Ode To Psyche Essay, Research Paper Ode to Psyche O Goddess! hear these tuneless numbers, wrung By sweet enforcement and remembrance dear, And pardon that thy secrets should be sung

Ode To Psyche Essay, Research Paper

Ode to Psyche

O Goddess! hear these tuneless numbers, wrung

By sweet enforcement and remembrance dear,

And pardon that thy secrets should be sung

Even into thine own soft-conched ear:

Surely I dreamt to-day, or did I see

The winged Psyche with awaken’d eyes?

I wander’d in a forest thoughtlessly,

And, on the sudden, fainting with surprise,

Saw two fair creatures, couched side by side

In deepest grass, beneath the whisp’ring roof

Of leaves and trembled blossoms, where there ran

A brooklet, scarce espied:

Mid hush’d, cool-rooted flowers, fragrant-eyed,

Blue, silver-white, and budded Tyrian,

They lay calm-breathing, on the bedded grass;

Their arms embraced, and their pinions too;

Their lips touch’d not, but had not bade adieu,

As if disjoined by soft-handed slumber,

And ready still past kisses to outnumber

At tender eye-dawn of aurorean love:

The winged boy I knew;

But who wast thou, O happy, happy dove?

His Psyche true!

O latest born and loveliest vision far

Of all Olympus’ faded hierarchy!

Fairer than Ph{oe}be’s sapphire-region’d star,

Or Vesper, amorous glow-worm of the sky;

Fairer than these, though temple thou hast none,

Nor altar heap’d with flowers;

Nor virgin-choir to make delicious moan

Upon the midnight hours;

No voice, no lute, no pipe, no incense sweet

From chain-swung censer teeming;

No shrine, no grove, no oracle, no heat

Of pale-mouth’d prophet dreaming.

O brightest! though too late for antique vows,

Too, too late for the fond believing lyre,

When holy were the haunted forest boughs,

Holy the air, the water, and the fire;

Yet even in these days so far retir’d

From happy pieties, thy lucent fans,

Fluttering among the faint Olympians,

I see, and sing, by my own eyes inspir’d.

So let me be thy choir, and make a moan

Upon the midnight hours;

Thy voice, thy lute, thy pipe, thy incense sweet

From swinged censer teeming;

Thy shrine, thy grove, thy oracle, thy heat

Of pale-mouth’d prophet dreaming.

Yes, I will be thy priest, and build a fane

In some untrodden region of my mind,

Where branched thoughts, new grown with pleasant pain,

Instead of pines shall murmur in the wind:

Far, far around shall those dark-cluster’d trees

Fledge the wild-ridged mountains steep by steep;

And there by zephyrs, streams, and birds, and bees,

The moss-lain Dryads shall be lull’d to sleep;

And in the midst of this wide quietness

A rosy sanctuary will I dress

With the wreath’d trellis of a working brain,

With buds, and bells, and stars without a name,

With all the gardener Fancy e’er could feign,

Who breeding flowers, will never breed the same:

And there shall be for thee all soft delight

That shadowy thought can win,

A bright torch, and a casement ope at night,

To let the warm Love in!

The original myth of Psyche is quite a late product of Greek mythology.

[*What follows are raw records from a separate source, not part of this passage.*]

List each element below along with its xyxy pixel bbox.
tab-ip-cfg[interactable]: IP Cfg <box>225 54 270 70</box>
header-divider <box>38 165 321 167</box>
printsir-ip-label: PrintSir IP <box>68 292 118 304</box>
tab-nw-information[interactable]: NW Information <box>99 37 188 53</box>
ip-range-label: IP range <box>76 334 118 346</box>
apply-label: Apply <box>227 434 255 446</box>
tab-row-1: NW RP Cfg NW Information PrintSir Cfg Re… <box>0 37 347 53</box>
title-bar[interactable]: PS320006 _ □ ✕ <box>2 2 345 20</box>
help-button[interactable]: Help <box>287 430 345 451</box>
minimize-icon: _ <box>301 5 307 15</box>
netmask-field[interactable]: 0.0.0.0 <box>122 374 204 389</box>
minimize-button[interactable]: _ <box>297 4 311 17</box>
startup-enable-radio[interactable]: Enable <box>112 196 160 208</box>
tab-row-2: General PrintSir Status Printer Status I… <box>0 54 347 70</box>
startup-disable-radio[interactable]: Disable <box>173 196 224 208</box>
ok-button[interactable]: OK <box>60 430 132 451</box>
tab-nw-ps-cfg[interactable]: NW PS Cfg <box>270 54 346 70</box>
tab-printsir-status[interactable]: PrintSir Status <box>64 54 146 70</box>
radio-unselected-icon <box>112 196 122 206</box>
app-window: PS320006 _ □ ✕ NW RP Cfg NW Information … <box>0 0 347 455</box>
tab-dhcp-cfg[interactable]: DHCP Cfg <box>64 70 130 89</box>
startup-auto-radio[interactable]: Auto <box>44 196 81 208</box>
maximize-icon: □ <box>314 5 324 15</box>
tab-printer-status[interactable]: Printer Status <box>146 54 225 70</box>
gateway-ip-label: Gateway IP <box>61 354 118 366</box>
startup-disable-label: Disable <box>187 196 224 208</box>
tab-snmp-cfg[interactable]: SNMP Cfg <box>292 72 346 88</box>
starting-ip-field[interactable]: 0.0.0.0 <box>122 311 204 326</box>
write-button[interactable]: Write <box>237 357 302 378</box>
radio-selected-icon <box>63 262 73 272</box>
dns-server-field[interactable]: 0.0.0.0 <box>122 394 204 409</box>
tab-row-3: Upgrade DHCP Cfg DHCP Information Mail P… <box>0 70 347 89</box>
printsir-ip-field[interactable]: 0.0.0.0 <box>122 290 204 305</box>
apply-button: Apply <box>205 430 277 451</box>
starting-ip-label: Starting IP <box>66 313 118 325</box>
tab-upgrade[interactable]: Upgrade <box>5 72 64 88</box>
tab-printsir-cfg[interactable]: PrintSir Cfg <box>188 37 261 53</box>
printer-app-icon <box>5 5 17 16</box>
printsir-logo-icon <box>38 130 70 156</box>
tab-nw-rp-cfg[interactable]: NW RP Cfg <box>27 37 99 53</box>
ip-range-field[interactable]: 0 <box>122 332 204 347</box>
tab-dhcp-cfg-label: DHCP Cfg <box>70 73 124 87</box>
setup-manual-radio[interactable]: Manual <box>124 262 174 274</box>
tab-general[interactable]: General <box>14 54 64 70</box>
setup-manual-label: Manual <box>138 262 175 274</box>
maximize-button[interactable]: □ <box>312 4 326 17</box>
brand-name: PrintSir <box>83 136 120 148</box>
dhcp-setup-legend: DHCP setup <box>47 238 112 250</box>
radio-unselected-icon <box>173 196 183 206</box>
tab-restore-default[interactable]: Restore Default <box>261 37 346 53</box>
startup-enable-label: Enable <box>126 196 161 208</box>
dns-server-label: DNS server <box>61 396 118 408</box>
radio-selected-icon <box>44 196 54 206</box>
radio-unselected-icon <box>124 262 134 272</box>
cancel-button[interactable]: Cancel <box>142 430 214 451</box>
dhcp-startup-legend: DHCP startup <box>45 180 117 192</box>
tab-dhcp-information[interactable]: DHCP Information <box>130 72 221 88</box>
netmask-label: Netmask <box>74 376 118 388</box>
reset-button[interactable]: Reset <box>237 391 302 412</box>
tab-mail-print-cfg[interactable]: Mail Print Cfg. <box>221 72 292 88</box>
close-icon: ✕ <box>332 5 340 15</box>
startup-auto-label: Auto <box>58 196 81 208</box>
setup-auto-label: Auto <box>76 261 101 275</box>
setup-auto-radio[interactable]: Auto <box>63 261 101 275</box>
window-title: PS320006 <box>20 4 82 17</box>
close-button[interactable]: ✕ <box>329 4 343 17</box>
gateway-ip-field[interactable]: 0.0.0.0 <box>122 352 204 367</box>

In the myth, Aphrodite, goddess of love, is jealous of the beautiful mortal, Psyche, and commands Eros to make her fall in love with a low creature. But Eros himself falls in love with her. But since he is a god he can only visit her unidentified at night. Finally, overwrought with loving curiosity, she identifies him with a light and he is forced to flee. She searches desperately for him but the same curiosity which lost her Eros almost causes her to be dragged into the underworld. Eros saves her and persuades Zeus to immortalize her. She gives her name to the human spirit.

‘Ode to Psyche’ is the first of Keats’s odes. He wrote it in April 1819. He had tried to write some odes before. There are for example two in Endymion (’To Pan’, and ‘To Sorrow’). The ode is a form of lyrical poem which Keats learned from Greek literature. Originally it was a poem intended to be sung, having a metrical structure and celebratory themes.

Ode to Psyche is less well known than the famous later odes. It is ofted excluded from anthologies. Maybe its varied stanza length and conversational rhythm implies casualness. But that is a quality that appeals to me. It takes place in a territory between sleep and wakefulness:

Surely I dreamt to-day, or did I see

The winged Psyche with awaken’d eyes?

Keats chooses Psyche as the subject of his celebratory ode because she stands for the human soul, searching for the unknown and for a home at the same time. His first two stanzas celebrate the goddess. The movement of the verse is peaceful and gentle: the pair is seen:

Their lips touched not, but had not bade adieu

In the second stanza he catalogues with the same tenderness as before the proper dues to Psyche which she was never paid.

O latest born and loveliest vision far

Of all Olympus’ faded hierarchy

Fairer that Phoebe’s sapphire-region’d star

Or Vesper, amorous glow-worm of the sky…

In the third stanza he continues his strongly felt regret that mystery has drawn back from earth and the human spirit.

O brightest! though too late for antique vows,

Too, too late for the fond believing lyre,

When holy were the haunted forest boughs,

holy the air, the water, and the fire;

Yet even in these days so far retired

From happy pieties, thy lucent fans,

Fluttering among the faint Olympians,

I see, and sing, by my own eyes inspired

In the second part of the stanza he repeats the second half of the second stanza, contradicting the earlier negatives and repeating the list of sacred equipment. The repetition is part of the firm structure behind the soft surface. It leads into the fourth stanza:

Yes, I will be thy priest, and build a fane

The stanza is full of decision and confidently rises to a tender climax. The landscape is indistinct, because he is describing a landscape of the mind. Yet the result is extremely beautiful. The rich landscape is made full by the entrance of ‘warm love.’

And in the midst of this wide quietness

A rosy sanctuary will I dress

With the wreath’d trellis of a working brain,

With buds, and bells, and stars without name

In this ode Keats is defining the human qualities which he sees threatened and wishes passionately to preserve.